Nostalgie auf AEG

8.9.2010, 00:00 Uhr
Nostalgie auf AEG

Für herausragende Akzente, die er im Kulturleben Nürnbergs setzt, bekam der Verein Zentrifuge in diesem Jahr einen Kulturpreis der Stadt. Mit der aktuellen Ausstellung bestätigt die Einrichtung diese Auszeichnung aufs schönste. Mit einer faszinierenden Mischung aus Kunstinstallation und Dokumentation, Nostalgie und Ästhetik, Sentimentalität und Sammelleidenschaft widmet sich Susanne Neumann aus Waldsassen darin einem Thema, das ihr ganz nahe liegt: Dem Niedergang der Porzellanindustrie in ihrem Heimatort.

Nostalgie auf AEG

© Karlheinz Daut

Anfang der 90er Jahre machte in Waldsassen die Porzellanfabrik Bareuther/Gareis dicht. Neumanns Vater hatte dort gearbeitet, ihr Bruder, der Onkel. „Das war der größte Arbeitgeber am Ort. Man hat hier vor allem Porzellan für die Hotellerie hergestellt“, erinnert sich die 35-Jährige.

Nostalgie auf AEG

Die Mitarbeiter wurden arbeitslos, die Fabrikgebäude von heute auf morgen zugesperrt. Mehr als ein Jahrzehnt später lag dort noch alles so, wie es zum Zeitpunkt der Schließung verlassen worden war. Nur eine dicke Staubschicht hatte sich auf die Kannen und Teller, die Dienstpläne und Gussformen gelegt. Neumann verhandelte mit der Stadt und bekam die Erlaubnis, sich herauszuholen, was sie wollte. Sie „rettete“ Möbel und Lampen, Notizheftchen der Ar-

beiter und Produktionsbilanzen, Verpackungsmaterial und natürlich

auch Porzellanteile. Und sie fotografierte die Farbrik so, wie sie sie vorfand.

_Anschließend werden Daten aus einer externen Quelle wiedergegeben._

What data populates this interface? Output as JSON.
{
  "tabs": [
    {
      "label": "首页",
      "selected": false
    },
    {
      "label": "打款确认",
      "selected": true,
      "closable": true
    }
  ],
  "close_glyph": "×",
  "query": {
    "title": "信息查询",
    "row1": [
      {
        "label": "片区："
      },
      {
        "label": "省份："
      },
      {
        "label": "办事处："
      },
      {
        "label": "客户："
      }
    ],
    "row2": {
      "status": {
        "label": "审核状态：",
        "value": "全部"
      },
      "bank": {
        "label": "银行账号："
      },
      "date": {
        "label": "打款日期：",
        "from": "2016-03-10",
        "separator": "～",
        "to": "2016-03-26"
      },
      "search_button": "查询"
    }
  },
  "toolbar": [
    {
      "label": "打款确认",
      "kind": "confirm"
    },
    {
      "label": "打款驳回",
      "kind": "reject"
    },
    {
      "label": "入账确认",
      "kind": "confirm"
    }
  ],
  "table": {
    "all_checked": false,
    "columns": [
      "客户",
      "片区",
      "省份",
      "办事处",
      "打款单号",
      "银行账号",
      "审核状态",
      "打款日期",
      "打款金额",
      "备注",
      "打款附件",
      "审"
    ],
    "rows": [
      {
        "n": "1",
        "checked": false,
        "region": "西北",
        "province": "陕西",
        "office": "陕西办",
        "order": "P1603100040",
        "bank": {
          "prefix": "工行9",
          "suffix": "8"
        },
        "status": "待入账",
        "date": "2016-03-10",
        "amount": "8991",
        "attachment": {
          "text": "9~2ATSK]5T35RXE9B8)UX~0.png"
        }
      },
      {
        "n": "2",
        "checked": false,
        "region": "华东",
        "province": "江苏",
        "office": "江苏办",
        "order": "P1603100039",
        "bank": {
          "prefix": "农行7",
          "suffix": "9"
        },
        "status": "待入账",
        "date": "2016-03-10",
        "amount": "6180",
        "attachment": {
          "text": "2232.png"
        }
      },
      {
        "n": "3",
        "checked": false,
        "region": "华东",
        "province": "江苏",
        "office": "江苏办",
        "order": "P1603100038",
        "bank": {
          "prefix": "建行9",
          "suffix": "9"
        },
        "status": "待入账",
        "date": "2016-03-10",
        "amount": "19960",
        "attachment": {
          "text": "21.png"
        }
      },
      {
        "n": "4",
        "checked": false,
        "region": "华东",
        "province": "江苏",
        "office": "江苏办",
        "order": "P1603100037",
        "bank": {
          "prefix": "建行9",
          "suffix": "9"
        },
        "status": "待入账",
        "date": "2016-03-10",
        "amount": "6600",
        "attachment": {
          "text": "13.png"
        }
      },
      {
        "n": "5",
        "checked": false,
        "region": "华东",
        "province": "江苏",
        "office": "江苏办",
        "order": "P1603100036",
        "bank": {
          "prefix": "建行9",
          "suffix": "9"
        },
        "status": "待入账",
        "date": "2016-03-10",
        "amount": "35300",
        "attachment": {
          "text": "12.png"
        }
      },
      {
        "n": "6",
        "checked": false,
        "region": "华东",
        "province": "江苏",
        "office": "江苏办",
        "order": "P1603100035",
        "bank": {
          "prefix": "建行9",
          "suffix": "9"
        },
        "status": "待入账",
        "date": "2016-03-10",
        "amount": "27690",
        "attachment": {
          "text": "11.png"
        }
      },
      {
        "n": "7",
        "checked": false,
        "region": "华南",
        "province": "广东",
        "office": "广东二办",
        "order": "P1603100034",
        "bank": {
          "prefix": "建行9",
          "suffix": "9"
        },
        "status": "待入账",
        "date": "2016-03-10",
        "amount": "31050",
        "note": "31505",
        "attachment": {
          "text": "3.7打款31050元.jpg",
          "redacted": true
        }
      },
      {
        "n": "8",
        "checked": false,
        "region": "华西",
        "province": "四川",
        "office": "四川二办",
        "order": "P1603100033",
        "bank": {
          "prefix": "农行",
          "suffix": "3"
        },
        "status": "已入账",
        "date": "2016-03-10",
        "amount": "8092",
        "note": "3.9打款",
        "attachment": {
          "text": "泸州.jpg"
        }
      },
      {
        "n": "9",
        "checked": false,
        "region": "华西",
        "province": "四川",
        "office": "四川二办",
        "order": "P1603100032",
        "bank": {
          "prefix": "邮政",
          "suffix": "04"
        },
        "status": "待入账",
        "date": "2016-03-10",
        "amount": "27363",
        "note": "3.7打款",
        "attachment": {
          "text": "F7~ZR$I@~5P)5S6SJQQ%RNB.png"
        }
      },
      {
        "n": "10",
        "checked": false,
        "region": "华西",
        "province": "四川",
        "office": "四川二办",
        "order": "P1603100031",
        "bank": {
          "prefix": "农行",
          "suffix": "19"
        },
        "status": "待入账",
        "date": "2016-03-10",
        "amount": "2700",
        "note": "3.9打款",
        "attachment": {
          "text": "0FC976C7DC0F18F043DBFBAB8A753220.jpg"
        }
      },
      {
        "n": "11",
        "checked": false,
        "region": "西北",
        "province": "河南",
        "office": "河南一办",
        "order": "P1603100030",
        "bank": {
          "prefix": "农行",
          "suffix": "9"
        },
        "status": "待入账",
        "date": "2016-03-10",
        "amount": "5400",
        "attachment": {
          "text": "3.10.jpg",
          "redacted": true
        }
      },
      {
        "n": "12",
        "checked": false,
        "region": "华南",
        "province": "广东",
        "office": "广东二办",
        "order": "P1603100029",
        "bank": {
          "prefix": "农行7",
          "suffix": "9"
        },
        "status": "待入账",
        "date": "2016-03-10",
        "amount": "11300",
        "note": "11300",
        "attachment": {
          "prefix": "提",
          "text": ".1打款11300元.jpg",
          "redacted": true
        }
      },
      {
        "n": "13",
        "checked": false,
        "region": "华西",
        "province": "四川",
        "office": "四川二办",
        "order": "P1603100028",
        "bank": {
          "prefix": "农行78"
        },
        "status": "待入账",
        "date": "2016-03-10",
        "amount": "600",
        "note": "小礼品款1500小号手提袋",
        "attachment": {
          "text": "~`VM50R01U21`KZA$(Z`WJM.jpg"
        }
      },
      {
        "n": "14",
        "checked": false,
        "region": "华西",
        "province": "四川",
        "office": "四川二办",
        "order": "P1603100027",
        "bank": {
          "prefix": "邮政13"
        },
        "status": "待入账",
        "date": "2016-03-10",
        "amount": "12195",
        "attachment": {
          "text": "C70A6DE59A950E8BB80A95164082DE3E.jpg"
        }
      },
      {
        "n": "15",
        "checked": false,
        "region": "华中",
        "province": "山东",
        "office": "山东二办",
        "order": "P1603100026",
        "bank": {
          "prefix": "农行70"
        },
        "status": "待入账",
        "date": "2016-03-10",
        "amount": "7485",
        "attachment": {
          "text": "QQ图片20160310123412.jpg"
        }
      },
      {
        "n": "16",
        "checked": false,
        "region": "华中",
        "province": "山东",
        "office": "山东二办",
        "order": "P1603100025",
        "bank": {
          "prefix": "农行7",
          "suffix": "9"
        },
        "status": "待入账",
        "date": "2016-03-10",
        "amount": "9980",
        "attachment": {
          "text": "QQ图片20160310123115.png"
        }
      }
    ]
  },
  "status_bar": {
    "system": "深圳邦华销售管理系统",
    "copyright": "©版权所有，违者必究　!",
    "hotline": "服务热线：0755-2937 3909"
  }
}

Für die erste öffentliche Präsentation ihrer Schätze hätte die Künstlerin keinen besseren Ort finden können als die alte AEG-Halle. Schließlich ist auch sie ein Relikt des industriellen Niedergangs. Aus ihren Fundstücken, die mit einem Sechs-Tonner angeliefert wurden, hat Neumann eine wunderbare Ausstellung entwickelt. Behutsam inszeniert sie die Erinnerung an eine bessere Vergangenheit, lässt die Objekte unter ihrer Patina für sich selbst sprechen, präsentiert sie mal geheimnisvoll beleuchtet, mal wie ein Grabungsfeld für Archäologen. Da findet man Wandteller mit Jagdmotiven, zarte Tassen und Aschenbecher in allen Varianten und Produktionsstadien und auch eine Armada von blau-weißen Weihnachtstellern. Inzwischen sind die Fabrikgebäude übrigens abgerissen. „Dort sind jetzt Wiesen und ein Supermarkt“, sagt die Waldsassenerin.